Establishing Digital Trust: Don't Sacrifice Security for Convenience
Security researcher Luigi Auriemma recently discovered two vulnerabilites in network-connected Samsung devices that could enable an attacker to crash the device or take control of it remotely.
"Auriemma claims that the vulnerabilities will affect all Samsung devices with support for remote controllers, and that the vulnerable protocol is on both TVs and Blu-Ray enabled devices," writes Threatpost's Brian Donohue. "One of the bugs leads to a loop of endless restarts while the other could cause a potential buffer overflow. Auriemma discovered the issues accidentally. He told Threatpost via email that he was trying to play a trick on his brother. He only wanted to send a remote controller request with a funny message, but he ended up nearly destroying the TV."

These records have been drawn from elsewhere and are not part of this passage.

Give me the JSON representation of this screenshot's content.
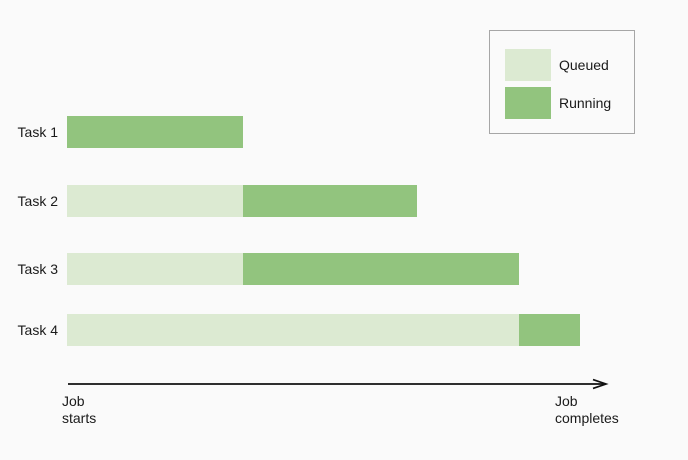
{
  "page": {
    "background": "#fafafa"
  },
  "colors": {
    "queued": "#dcead2",
    "running": "#92c47e",
    "text": "#1a1a1a",
    "axis": "#111111",
    "legend_border": "#a6a6a6"
  },
  "legend": {
    "items": [
      {
        "label": "Queued",
        "state": "queued"
      },
      {
        "label": "Running",
        "state": "running"
      }
    ]
  },
  "axis": {
    "start_label_line1": "Job",
    "start_label_line2": "starts",
    "end_label_line1": "Job",
    "end_label_line2": "completes"
  },
  "chart_data": {
    "type": "bar",
    "orientation": "horizontal-stacked-gantt",
    "title": "",
    "categories": [
      "Task 1",
      "Task 2",
      "Task 3",
      "Task 4"
    ],
    "x_axis": {
      "label_start": "Job starts",
      "label_end": "Job completes",
      "range": [
        0,
        100
      ],
      "unit": "% of job timeline",
      "ticks": "none"
    },
    "legend_position": "top-right",
    "legend_entries": [
      "Queued",
      "Running"
    ],
    "tasks": [
      {
        "label": "Task 1",
        "segments": [
          {
            "state": "running",
            "start": 0,
            "end": 32.8
          }
        ]
      },
      {
        "label": "Task 2",
        "segments": [
          {
            "state": "queued",
            "start": 0,
            "end": 32.8
          },
          {
            "state": "running",
            "start": 32.8,
            "end": 65.3
          }
        ]
      },
      {
        "label": "Task 3",
        "segments": [
          {
            "state": "queued",
            "start": 0,
            "end": 32.8
          },
          {
            "state": "running",
            "start": 32.8,
            "end": 84.3
          }
        ]
      },
      {
        "label": "Task 4",
        "segments": [
          {
            "state": "queued",
            "start": 0,
            "end": 84.3
          },
          {
            "state": "running",
            "start": 84.3,
            "end": 95.7
          }
        ]
      }
    ]
  }
}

"The devices listen on port 55000, where they receive control packets from iOS and Android smartphones," The H Security explains. "Auriemma said that, if these controller packets contain unexpected characters such as a line feed, the device will not accept any further commands after five seconds -- neither from a smartphone nor infrared remote or on the device itself. Apparently, the device begins to restart repeatedly after another five seconds."
"Auriemma also found a secondary bug that causes the device to crash if the MAC address field in the data packet contains an overly long string," writes PCWorld's Lucian Constantin. "He suspects that this is because of a buffer-overflow vulnerability, but can't confirm it because he doesn't want to damage his TV. Many buffer overflow vulnerabilities can result in arbitrary code execution. Auriemma didn't notify Samsung about the issues he found. 'I wanted to report the problems to Samsung but an email address doesn't exist for these types of bugs,' the researcher said."